Ma, ancora una volta, sembra che si tratterà dell’ennesimo annuncio a vuoto. Sì, perché immediatamente si è fatta viva la Bosnia-Erzegovina. Il ministero del Traffico e Comunicazioni di Sarajevo ha infatti ribadito che prima dell’inizio dell’edificazione del ponte bisogna raggiungere un accordo bilaterale per l’entrata in vigore della Convenzione delle Nazioni Unite relativa al diritto di navigazione e per definire i confini marittimi. Insomma per la Croazia una sorta di Pirano 2, la vendetta.

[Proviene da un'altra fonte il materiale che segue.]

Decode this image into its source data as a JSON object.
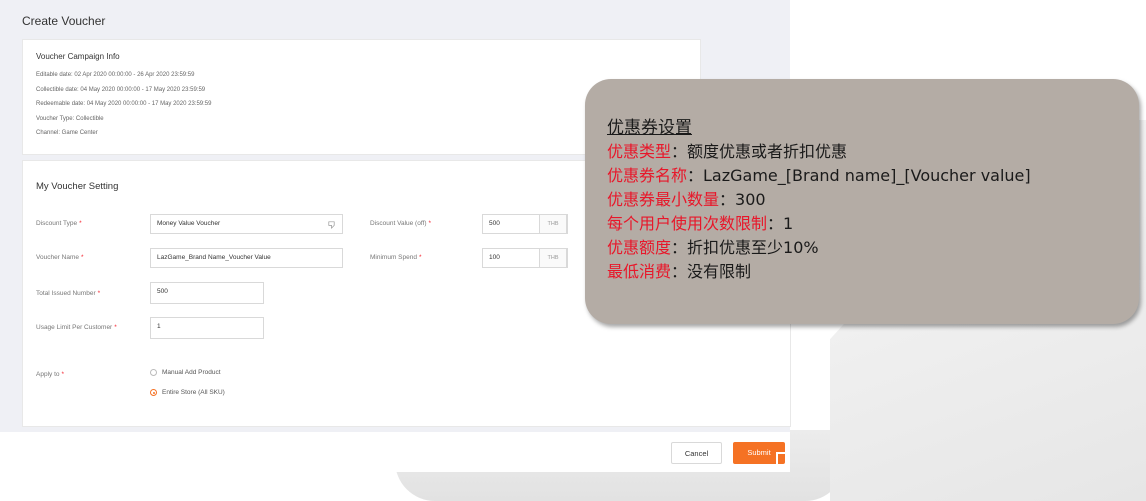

La posizione bosniaca è chiaramente contenuta in una lettera che il ministro bosniaco, Slavko Matanovic ha inviato al “collega” croato, Siniša Hajdaš Doncic. Sarajevo vuole garantire libero accesso alle acque internazionali al naviglio che fa scalo nel porto di Neum e su questo vuole precise garanzie “nero su bianco”. Ma non è tutto. Il ponte deve sorgere a una distanza superiore ai 500 metri dal confine croato-bosniaco. E qui tutto si incaglia di nuovo perché sia Sarajevo che Zagabria rivendicano la sovranità dell’apice della penisola di Klek e dei due isolotti Veliki e Mali Škoj.
La Bosnia rivendicandone la sovranità “pretende” in base a questa l’accesso diretto alle acque internazionali. In verità i due defunti presidenti, Franjo Tudjman per la Croazia e Alija Izetbegovic per la Bosnia, avevano raggiunto un accordo sui confini, accordo però che non è mai stato ratificato dal Parlamento di Sarajevo proprio per la rivendicazione di Veliki e Mali Škoj.
Ricordiamo che anche Slovenia e Croazia raggiunsero un accordo per il golfo di Pirano tra i due defunti premier, Janez Drnovšek per Lubiana e Ivica Racan per Zagabria e ancora una volta tutto saltò perché questa volta a non ratificare l’accordo fu il Parlamento croato. A complicare i rapporti bilaterali tra Zagabria e Sarajevo si è messa anche la decisione della prima di costruire un deposito di scorie nucleari a Trgovska Gora proprio sul confine con la Bosnia che è fortemente contraria.
Per la cronaca: il ponte costerebbe (oggi) 385,5 milioni di euro con accesso a finanziamenti europei.